Besonders Gefallen findet das Publikum neben den Hauptdarstellern an Andrey Valiguras in der Rolle von Comte Des Grieux. Die Rezensentin kann sich dieser Meinung nicht anschließen, zu große Intonationsprobleme aufgrund eines übertriebenen Vibratos sowie gepreßter Spitzentöne stehen dazu im Weg. Gleiches gilt für Andrea Shin (Guillot de Morfontaine) und Donald Rutherford (De Brétigny), die sowohl stimmlich als auch spielerisch im Bühnengeschehen untergehen.
Der Chor und Extrachor der Städtischen Bühnen überzeugen durch einen überaus homogenen Klang, was ja nicht immer der Fall ist, wenn der Hauschor durch einen Extra(laien)chor ergänzt wird. Hier ist ein Beispiel, daß dies durchaus gelingen kann.

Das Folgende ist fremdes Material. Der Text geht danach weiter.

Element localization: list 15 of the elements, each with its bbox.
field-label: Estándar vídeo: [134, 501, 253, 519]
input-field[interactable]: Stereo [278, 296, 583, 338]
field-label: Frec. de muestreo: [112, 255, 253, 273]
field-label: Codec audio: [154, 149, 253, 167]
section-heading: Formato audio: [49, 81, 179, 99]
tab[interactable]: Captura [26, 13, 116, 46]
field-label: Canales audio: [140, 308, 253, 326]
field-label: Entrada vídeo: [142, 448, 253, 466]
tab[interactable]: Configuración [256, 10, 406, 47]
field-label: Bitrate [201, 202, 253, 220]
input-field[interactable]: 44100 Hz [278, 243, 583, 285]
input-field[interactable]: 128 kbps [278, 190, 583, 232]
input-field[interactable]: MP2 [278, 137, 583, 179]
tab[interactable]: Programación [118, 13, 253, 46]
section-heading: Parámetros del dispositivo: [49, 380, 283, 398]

Das Sinfonieorchester Münster erweist sich unter der energischen Führung des jungen estnischen Dirigenten Hendrik Vestmann als agiler und dynamischer Klangkörper, sieht man über einige kleine Patzer hinweg. Vestmanns Interpretation ist sehr selbstbewußt, dabei aber höchst musikalisch und streckenweise hart an der Grenze zum Kitsch.
Fazit
Frankophile Theatergänger sollten von vornherein davon absehen auch nur zu versuchen, den Text zu verstehen. Man zweifelt häufig daran, ob auf der Bühne wirklich Französisch oder nicht doch Italienisch, Russisch oder gar eine fernöstliche Sprache gesungen wird. Will man aber einen Opernabend – fern allen Medienrummels – mit hervorragenden und gleichzeitig schönen Sopranistinnen genießen, so ist man hier gut aufgehoben. Ein starkes Ensemble kann man hier hingegen nicht erleben. Liebhabern großer romantischer Musik wiederum sei diese Inszenierung empfohlen, denn ein solch spielwütiges junges Orchester bekommt man an manch großem Haus nicht geboten.
Christine Lauter
Bild: Michael Hörnschemeyer
Das Bild zeigt Manon (Julia Neumann) wie sie Des Grieux (Juhan Tralla) auf Knien bittet, nicht in den Priesterstand einzutreten und statt dessen mit ihr zu fliehen.